The integration requires wrapping your agent execution function with Agent Lightning's @rollout decorator. This makes the function traceable, allowing APO to analyze execution spans and generate critiques.

python
from agentlightning.litagent import rollout
from agentlightning.types import PromptTemplate
 
@rollout
def room_selector_langgraph(
    task: RoomSelectionTask, prompt_template: PromptTemplate
) -> float:
    """LangGraph-based room selector with Agent Lightning APO optimization."""
 
    # Create the graph
    app = create_room_selector_graph()
 
    # Format the user message using the provided prompt template
    user_message = prompt_template.format(**task["task_input"])
 
    # Run the agent
    result = app.invoke({
        "messages": [
            SystemMessage(content="You are a scheduling assistant."),
            HumanMessage(content=user_message),
        ]
    })
 
    # Grade the response
    final_message = result["messages"][-1].content
    score = room_selection_grader_langgraph(final_message, task["expected_choice"])
 
    return score

Critical points:

  • @rollout decorator makes the function traceable by Agent Lightning
  • prompt_template is provided by APO algorithm during training - you don't hardcode it
  • Returns float reward (0.0-1.0) based on LLM judge scoring
  • Grading happens inside the rollout so spans include judge traces

The grader is an LLM judge that compares agent output to expected answers:

python
def room_selection_grader_langgraph(final_message: str, expected_choice: str) -> float:
    """Grade the room selection using LLM judge."""
    llm = ChatOpenAI(model="gpt-4o-mini", temperature=0.0)
 
    system_content = (
        "You are a strict grader of exact room choice. "
        "Score the match on a 0-1 scale. Be critical. "
        "Bear in mind that the score can be partially correct (between 0 and 1)."
    )
 
    user_content = (
        f"Task output:\n{final_message}\n\nTask expected answer:\n{expected_choice}"
    )
 
    response = llm.with_structured_output(JudgeResponse).invoke(
        [SystemMessage(content=system_content), HumanMessage(content=user_content)]
    )
 
    return response.score

The judge uses structured output to return a score and reasoning.

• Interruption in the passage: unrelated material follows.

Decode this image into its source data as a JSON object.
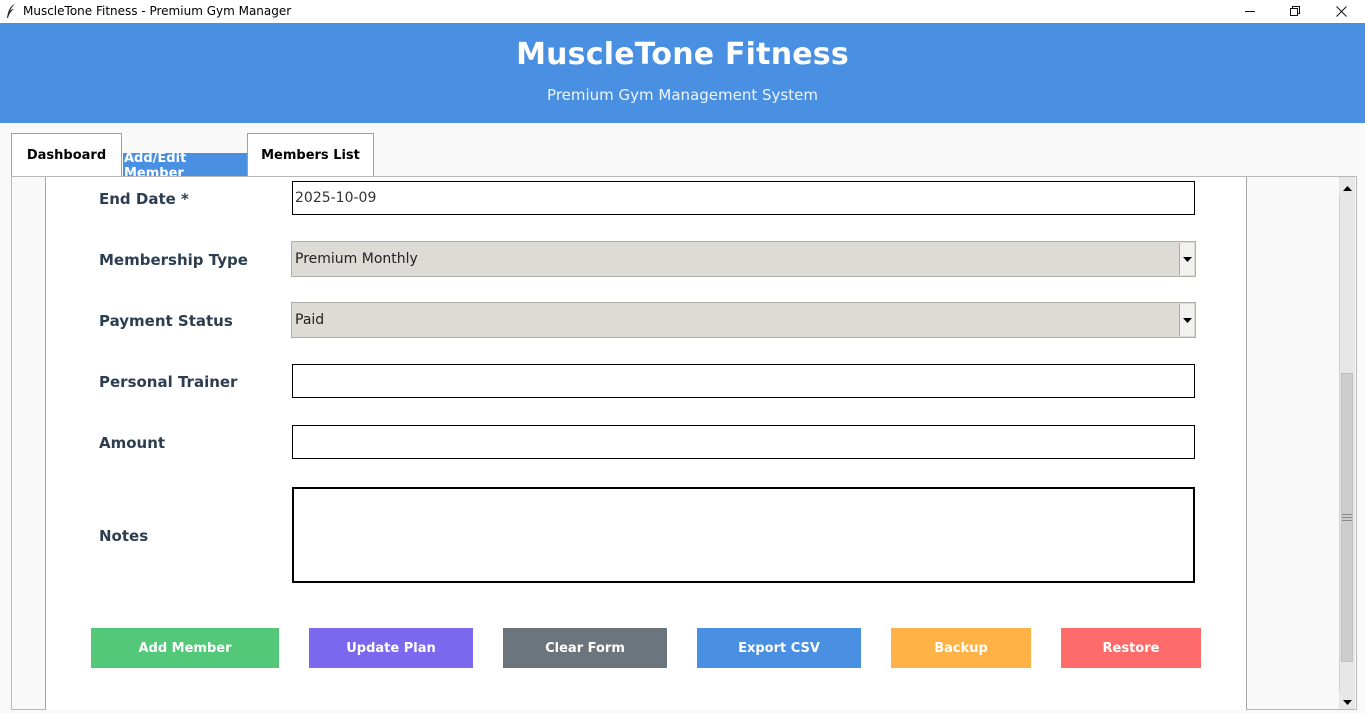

This gives APO rich feedback for prompt optimization.

Running APO: Automatic Prompt Optimization

APO configuration defines how the optimization algorithm searches for better prompts:

python
from agentlightning import Trainer
from agentlightning.algorithm.apo import APO
from agentlightning.execution import SharedMemoryExecutionStrategy
 
# APO algorithm configuration
algo = APO[RoomSelectionTask](
    openai_client,
    val_batch_size=10,        # Validate on 10 tasks per iteration
    gradient_batch_size=4,    # Generate critiques from 4 rollouts
    beam_width=2,             # Keep top 2 prompt candidates
    branch_factor=2,          # Generate 2 variations per candidate
    beam_rounds=2,            # Run 2 rounds of beam search
    _poml_trace=True,
)
 
trainer = Trainer(
    algorithm=algo,
    strategy=SharedMemoryExecutionStrategy(n_runners=1),  # macOS compatibility
    initial_resources={"prompt_template": prompt_template_baseline()},
    adapter=LangGraphAdapter(),
)
 
# Train
trainer.fit(
    agent=room_selector_langgraph,
    train_dataset=dataset_train,
    val_dataset=dataset_val,
)

APO algorithm works in stages:

  1. Evaluate: Run agent with current prompt on validation tasks (10 tasks in our config)
  2. Critique: GPT-4.5 analyzes failures from spans/traces, generates detailed critique identifying prompt ambiguities
  3. Rewrite: Another LLM call applies critique to produce improved prompt variations
  4. Repeat: Beam search keeps best candidates (top 2), branches to explore variations (2 per candidate)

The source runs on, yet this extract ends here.